2. T’es pas obligé de vouloir tout prendre sur tes épaules. Ça peut finir par être fatiguant pour ton entourage mais surtout pour toi. Rencontre du monde qui vont t’aider à en déposer un peu.

3. Tu sais la dépression, l’anxiété, les problèmes de couple, la consommation… ça ne touche pas les faibles. Ça touche les êtres humains, tout simplement. 

4. T’as le droit de ne pas attendre d’être au bout du rouleau pour demander du support. T’es pas obligé de partir, de t’enfuir, la première fois que tu en reçois. Profiter de l’aide, ça ne te rends pas plus faible bien au contraire, mais plus fort.

5. T’es pas obligé de t’isoler. Il y a souvent des amis autour de toi qui s’inquiètent de ne plus avoir de tes nouvelles, de ne plus te voir dans les partys ou dans les games de sports. Décroche le téléphone quand ils t’appellent et parle leur. Qu’est-ce que tu risques ?

Même si les choses évoluent, les hommes sont toujours élevés dans le moule de « on est fait fort ». 

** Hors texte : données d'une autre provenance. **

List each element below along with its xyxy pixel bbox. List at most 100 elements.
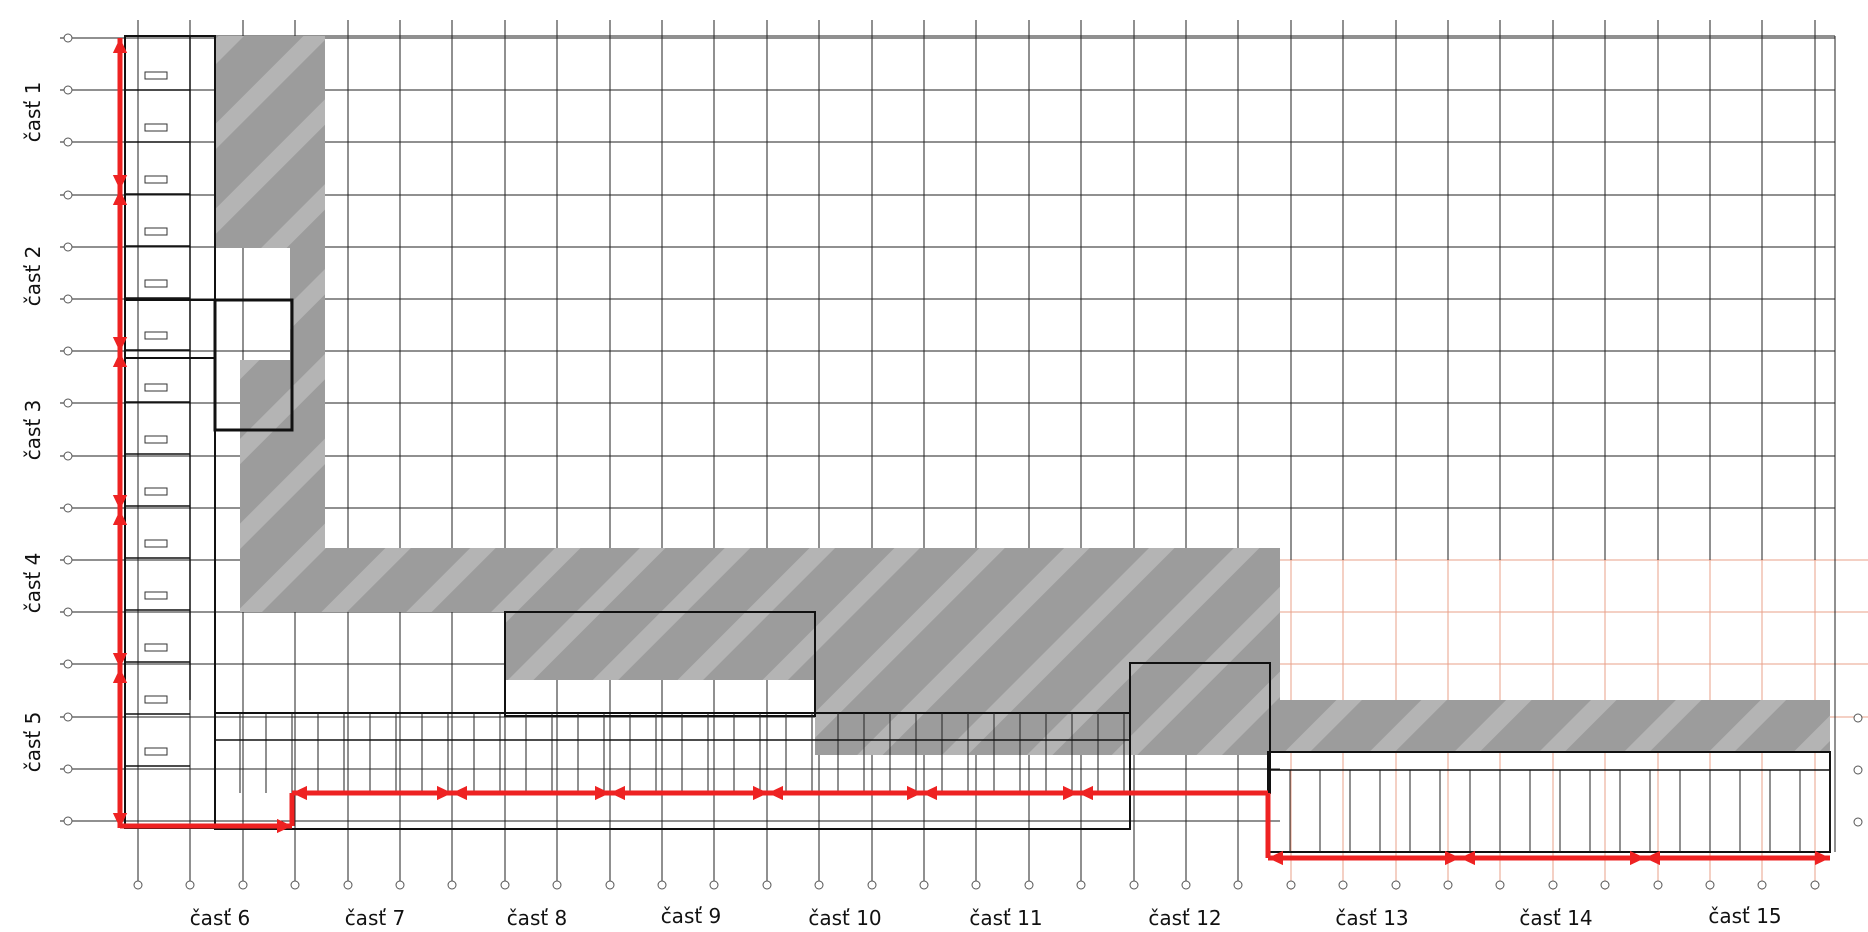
grid-bubble — [1076, 880, 1086, 890]
grid-bubble — [63, 555, 73, 565]
column-label: časť 13 — [1335, 906, 1408, 930]
grid-bubble — [1810, 880, 1820, 890]
grid-bubble — [447, 880, 457, 890]
lower-right-wing-outline — [1267, 751, 1831, 853]
arrow-head — [768, 785, 783, 801]
grid-bubble — [1600, 880, 1610, 890]
room-tag — [144, 279, 168, 288]
grid-bubble — [867, 880, 877, 890]
room-tag — [144, 331, 168, 340]
arrow-head — [907, 785, 922, 801]
section-arrows — [112, 38, 1830, 866]
grid-bubble — [63, 294, 73, 304]
grid-bubble — [63, 451, 73, 461]
arrow-head — [922, 785, 937, 801]
grid-bubble — [1705, 880, 1715, 890]
column-labels: časť 6 časť 7 časť 8 časť 9 časť 10 časť… — [190, 904, 1782, 930]
grid-bubble — [63, 659, 73, 669]
grid-bubble — [63, 816, 73, 826]
arrow-head — [112, 190, 128, 205]
arrow-head — [1268, 850, 1283, 866]
arrow-head — [452, 785, 467, 801]
grid-bubble — [133, 880, 143, 890]
arrow-head — [112, 668, 128, 683]
column-label: časť 14 — [1519, 906, 1592, 930]
grid-bubble — [500, 880, 510, 890]
grid-bubble — [1024, 880, 1034, 890]
column-label: časť 15 — [1708, 904, 1781, 928]
grid-bubble — [605, 880, 615, 890]
column-label: časť 12 — [1148, 906, 1221, 930]
grid-bubble — [395, 880, 405, 890]
grid-bubble — [63, 398, 73, 408]
grid-bubble — [552, 880, 562, 890]
arrow-head — [112, 495, 128, 510]
grid-bubble — [1653, 880, 1663, 890]
arrow-head — [277, 818, 292, 834]
lower-wing-block-8-11 — [504, 611, 816, 717]
grid-bubble — [1853, 765, 1863, 775]
arrow-head — [1815, 850, 1830, 866]
arrow-head — [112, 813, 128, 828]
hatched-zone-vertical — [216, 36, 1280, 755]
row-label: časť 4 — [21, 553, 45, 614]
grid-bubble — [814, 880, 824, 890]
column-label: časť 9 — [661, 904, 722, 928]
room-tag — [144, 591, 168, 600]
row-labels: časť 1 časť 2 časť 3 časť 4 časť 5 — [21, 82, 45, 773]
room-tag — [144, 227, 168, 236]
grid-bubble — [63, 346, 73, 356]
row-label: časť 2 — [21, 246, 45, 307]
grid-bubble — [1548, 880, 1558, 890]
room-tag — [144, 747, 168, 756]
column-label: časť 6 — [190, 906, 251, 930]
grid-bubble — [919, 880, 929, 890]
arrow-head — [1630, 850, 1645, 866]
arrow-head — [610, 785, 625, 801]
room-tag — [144, 539, 168, 548]
arrow-head — [112, 352, 128, 367]
grid-bubbles — [63, 33, 1863, 890]
arrow-head — [112, 510, 128, 525]
grid-bubble — [290, 880, 300, 890]
grid-bubble — [185, 880, 195, 890]
arrow-head — [1645, 850, 1660, 866]
arrow-head — [112, 38, 128, 53]
grid-bubble — [63, 137, 73, 147]
room-tag — [144, 71, 168, 80]
room-tag — [144, 695, 168, 704]
row-label: časť 3 — [21, 400, 45, 461]
grid-bubble — [1233, 880, 1243, 890]
arrow-head — [437, 785, 452, 801]
arrow-head — [1063, 785, 1078, 801]
arrow-head — [595, 785, 610, 801]
grid-bubble — [63, 764, 73, 774]
room-tag — [144, 435, 168, 444]
grid-bubble — [63, 85, 73, 95]
column-label: časť 8 — [507, 906, 568, 930]
grid-bubble — [63, 190, 73, 200]
grid-bubble — [1495, 880, 1505, 890]
arrow-head — [112, 337, 128, 352]
room-tag — [144, 383, 168, 392]
arrow-head — [1078, 785, 1093, 801]
grid-bubble — [971, 880, 981, 890]
arrow-head — [1445, 850, 1460, 866]
grid-bubble — [1853, 713, 1863, 723]
grid-bubble — [343, 880, 353, 890]
grid-bubble — [63, 33, 73, 43]
grid-bubble — [1853, 817, 1863, 827]
grid-bubble — [1391, 880, 1401, 890]
arrow-head — [1460, 850, 1475, 866]
column-label: časť 11 — [969, 906, 1042, 930]
grid-bubble — [63, 607, 73, 617]
grid-bubble — [762, 880, 772, 890]
arrow-head — [753, 785, 768, 801]
grid-bubble — [1757, 880, 1767, 890]
arrow-head — [112, 175, 128, 190]
column-label: časť 7 — [345, 906, 406, 930]
row-label: časť 5 — [21, 712, 45, 773]
grid-bubble — [657, 880, 667, 890]
column-label: časť 10 — [808, 906, 881, 930]
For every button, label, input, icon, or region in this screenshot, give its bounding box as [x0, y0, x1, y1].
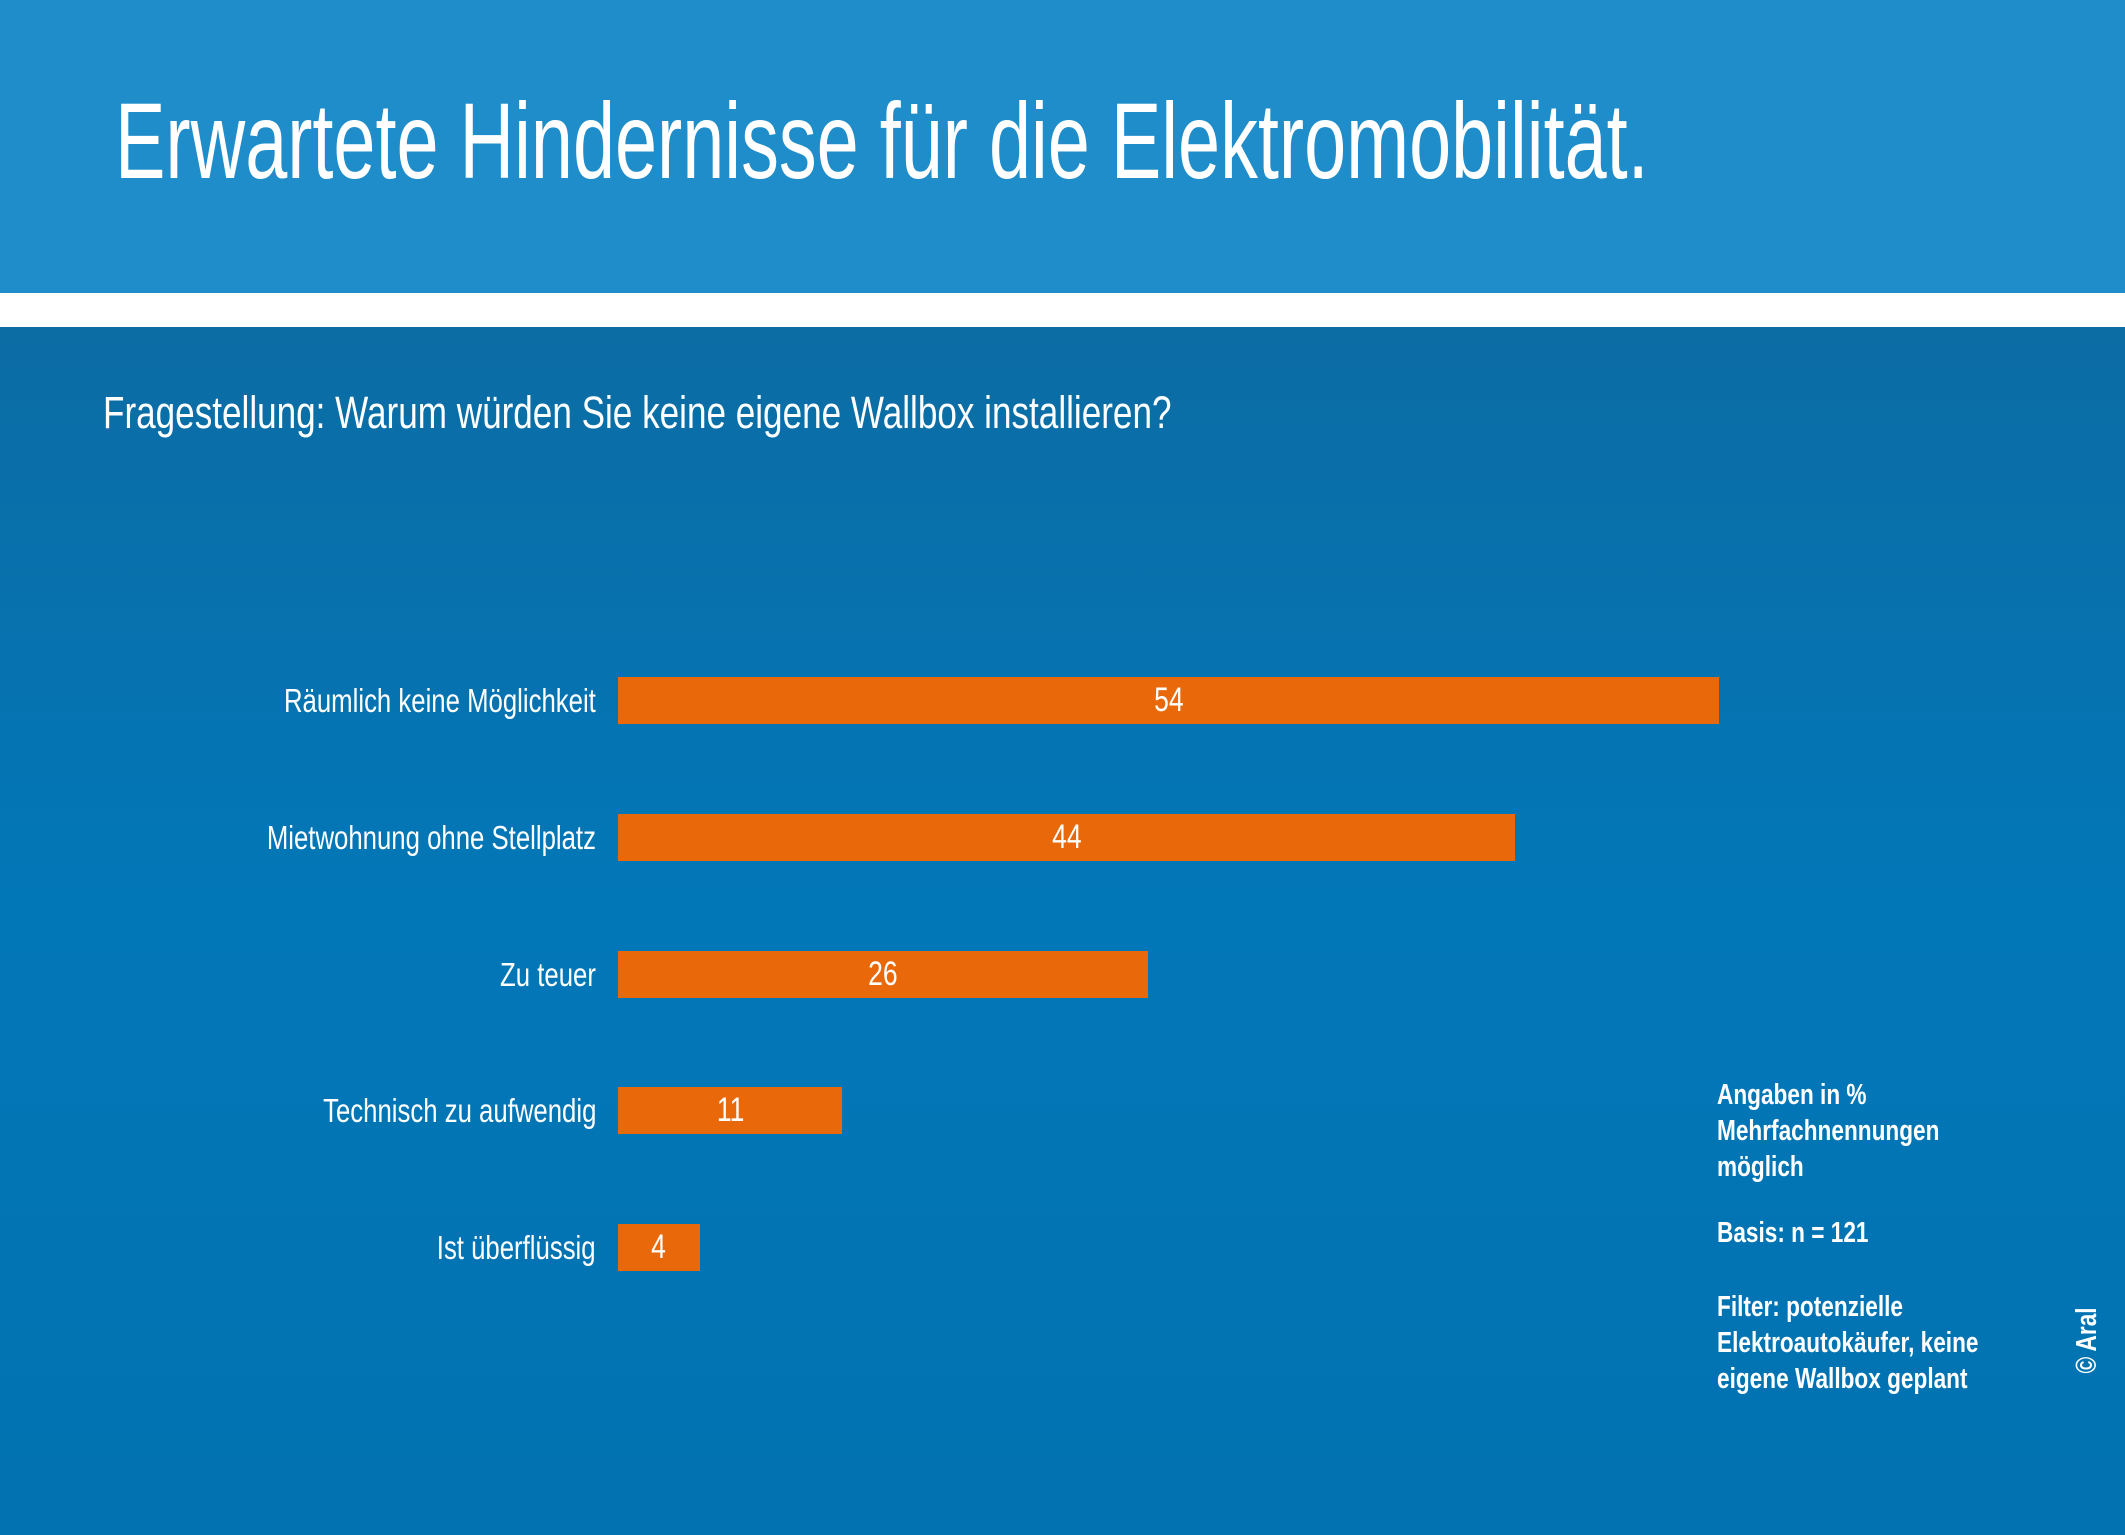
note-line: eigene Wallbox geplant — [1717, 1363, 1968, 1395]
bar-label-text: Zu teuer — [500, 956, 596, 993]
bar: 54 — [618, 677, 1719, 724]
question-text: Fragestellung: Warum würden Sie keine ei… — [103, 385, 1473, 441]
bar: 4 — [618, 1224, 700, 1271]
page-title: Erwartete Hindernisse für die Elektromob… — [115, 80, 1649, 201]
note-filter-group: Filter: potenzielle Elektroautokäufer, k… — [1717, 1289, 2077, 1397]
note-basis: Basis: n = 121 — [1717, 1217, 1869, 1249]
bar: 11 — [618, 1087, 843, 1134]
bar-value-label: 11 — [716, 1091, 744, 1129]
copyright-credit-text: © Aral — [2070, 1306, 2103, 1374]
header-divider — [0, 293, 2125, 327]
bar-label: Zu teuer — [0, 951, 596, 998]
bar: 44 — [618, 814, 1516, 861]
bar-label: Ist überflüssig — [0, 1224, 596, 1271]
content-background — [0, 327, 2125, 1535]
bar-label-text: Ist überflüssig — [437, 1229, 596, 1266]
note-line: möglich — [1717, 1151, 1804, 1183]
note-line: Elektroautokäufer, keine — [1717, 1327, 1979, 1359]
bar-row: Zu teuer 26 — [0, 951, 2125, 998]
header-band: Erwartete Hindernisse für die Elektromob… — [0, 0, 2125, 293]
bar-value-label: 4 — [651, 1228, 667, 1266]
bar-row: Mietwohnung ohne Stellplatz 44 — [0, 814, 2125, 861]
bar: 26 — [618, 951, 1149, 998]
bar-label: Mietwohnung ohne Stellplatz — [0, 814, 596, 861]
bar-label: Räumlich keine Möglichkeit — [0, 677, 596, 724]
note-basis-group: Basis: n = 121 — [1717, 1215, 2077, 1251]
bar-value-label: 54 — [1153, 681, 1184, 719]
bar-value-label: 26 — [868, 955, 898, 993]
bar-row: Technisch zu aufwendig 11 — [0, 1087, 2125, 1134]
bar-row: Räumlich keine Möglichkeit 54 — [0, 677, 2125, 724]
bar-label-text: Räumlich keine Möglichkeit — [284, 682, 596, 719]
note-units-group: Angaben in % Mehrfachnennungen möglich — [1717, 1077, 2077, 1185]
copyright-credit: © Aral — [2027, 1280, 2125, 1400]
note-line: Filter: potenzielle — [1717, 1291, 1904, 1323]
note-line: Angaben in % — [1717, 1079, 1867, 1111]
bar-label: Technisch zu aufwendig — [0, 1087, 596, 1134]
bar-value-label: 44 — [1051, 818, 1082, 856]
bar-label-text: Technisch zu aufwendig — [322, 1092, 596, 1129]
bar-row: Ist überflüssig 4 — [0, 1224, 2125, 1271]
bar-label-text: Mietwohnung ohne Stellplatz — [266, 819, 596, 856]
notes-block: Angaben in % Mehrfachnennungen möglich B… — [1717, 1077, 2077, 1397]
question-text-label: Fragestellung: Warum würden Sie keine ei… — [103, 387, 1172, 438]
note-line: Mehrfachnennungen — [1717, 1115, 1940, 1147]
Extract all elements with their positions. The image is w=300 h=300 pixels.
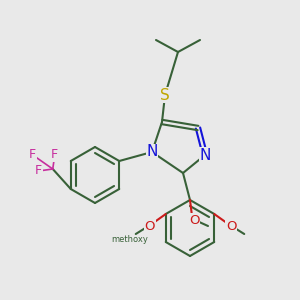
Text: S: S (160, 88, 170, 103)
Text: F: F (29, 148, 36, 161)
Text: O: O (145, 220, 155, 232)
Text: F: F (35, 164, 42, 178)
Text: methoxy: methoxy (111, 236, 148, 244)
Text: N: N (199, 148, 211, 163)
Text: O: O (226, 220, 236, 232)
Text: N: N (146, 145, 158, 160)
Text: F: F (51, 148, 58, 161)
Text: O: O (189, 214, 199, 226)
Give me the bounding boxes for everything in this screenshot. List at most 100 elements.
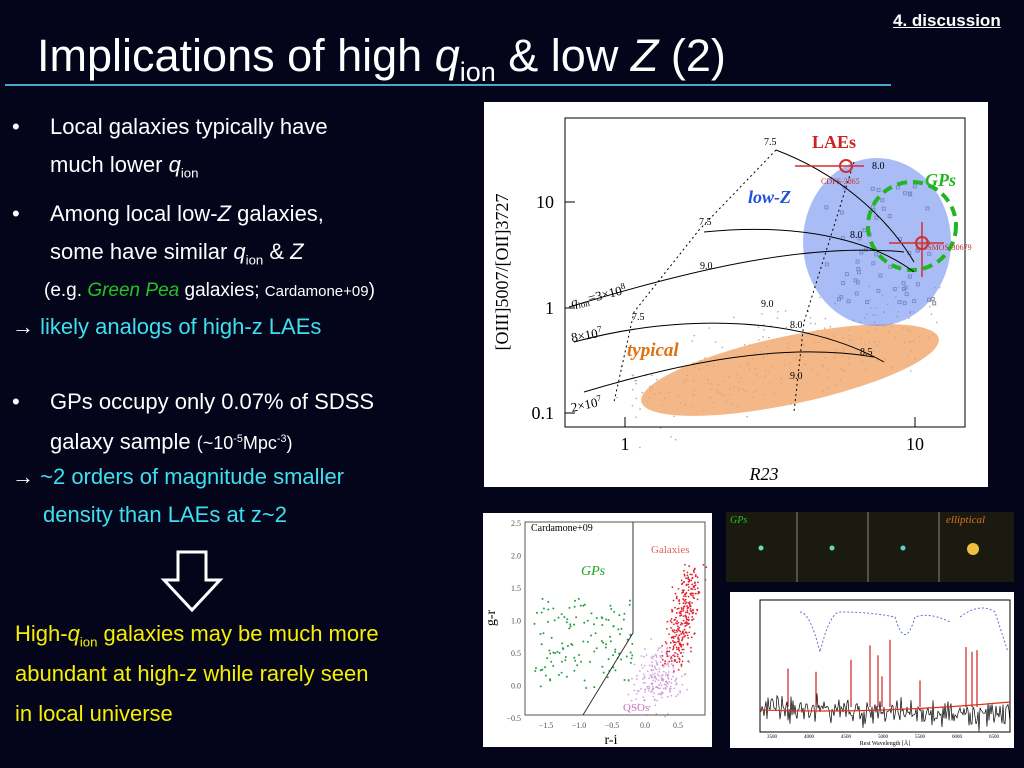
decor-dot <box>575 616 578 619</box>
decor-dot <box>673 641 676 643</box>
plot-frame <box>524 521 706 716</box>
text-line: some have similar qion & Z <box>50 239 304 273</box>
decor-dot <box>679 614 681 617</box>
decor-dot <box>566 618 569 621</box>
decor-dot <box>676 620 679 622</box>
decor-dot <box>691 573 693 576</box>
decor-dot <box>673 415 675 418</box>
text: q <box>233 239 246 264</box>
decor-dot <box>565 675 568 678</box>
decor-dot <box>757 326 760 329</box>
decor-dot <box>689 607 692 610</box>
decor-dot <box>663 664 666 666</box>
decor-dot <box>610 607 613 610</box>
decor-dot <box>590 634 593 637</box>
bullet: • <box>12 201 20 226</box>
decor-dot <box>642 673 645 676</box>
text-line: (e.g. Green Pea galaxies; Cardamone+09) <box>44 278 375 305</box>
decor-dot <box>594 632 597 635</box>
decor-dot <box>672 647 675 649</box>
text: galaxies, <box>230 201 324 226</box>
decor-dot <box>595 616 598 619</box>
decor-dot <box>807 310 810 313</box>
decor-dot <box>665 650 668 653</box>
x-tick-label: 10 <box>906 434 924 454</box>
image-strip: GPs elliptical <box>726 512 1014 582</box>
decor-dot <box>672 664 675 667</box>
y-tick-label: −0.5 <box>506 714 521 723</box>
decor-dot <box>691 612 694 614</box>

Le problème est que nous sommes des êtres humains, et par conséquent, nous sommes vulnérables : aux blessures physiques et psychologiques, aux maladies, aux accidents, aux ruptures amoureuses, aux pertes d’emploi…Comment on répond à ça si on doit toujours être fort ? Est-ce que ça nous aide à long terme ?

La résilience et la force?

La résilience et être fort sont deux choses différentes à mes yeux. Il y a de la souplesse d’un côté alors qu’à l’opposé, cela peut amener de la rigidité : « il faut avancer coûte que coûte ! ». Ce n’est pas forcément quelque chose de négatif, mais comme le reste, tout est dans le degré d’intensité et la mesure. Parfois la vie nous frappe, et nous n’avons pas le choix de déposer les armes pour pouvoir continuer. 

Vouloir être fort à tout prix ne fait que ralentir le processus. Cela demande parfois de piler un peu sur son orgueil. Mais qu’est-ce qui est le plus important? L’image de soi que l’on veut à tout prix préserver ou se sortir d’une passe difficile. Parfois, on ne peut pas avoir les deux. Il faut choisir.

Il y a de fortes chances que ces hommes-là ne lisent pas ce texte. Alors si vous en connaissez, montrez leur que vous êtes là, appelez-les pour jaser un peu, ou pour sortir boire une bière. Derrière nos masques, on a tous besoin d’être reconnu pour ce que nous sommes.

Des êtres humains, ni plus, ni moins.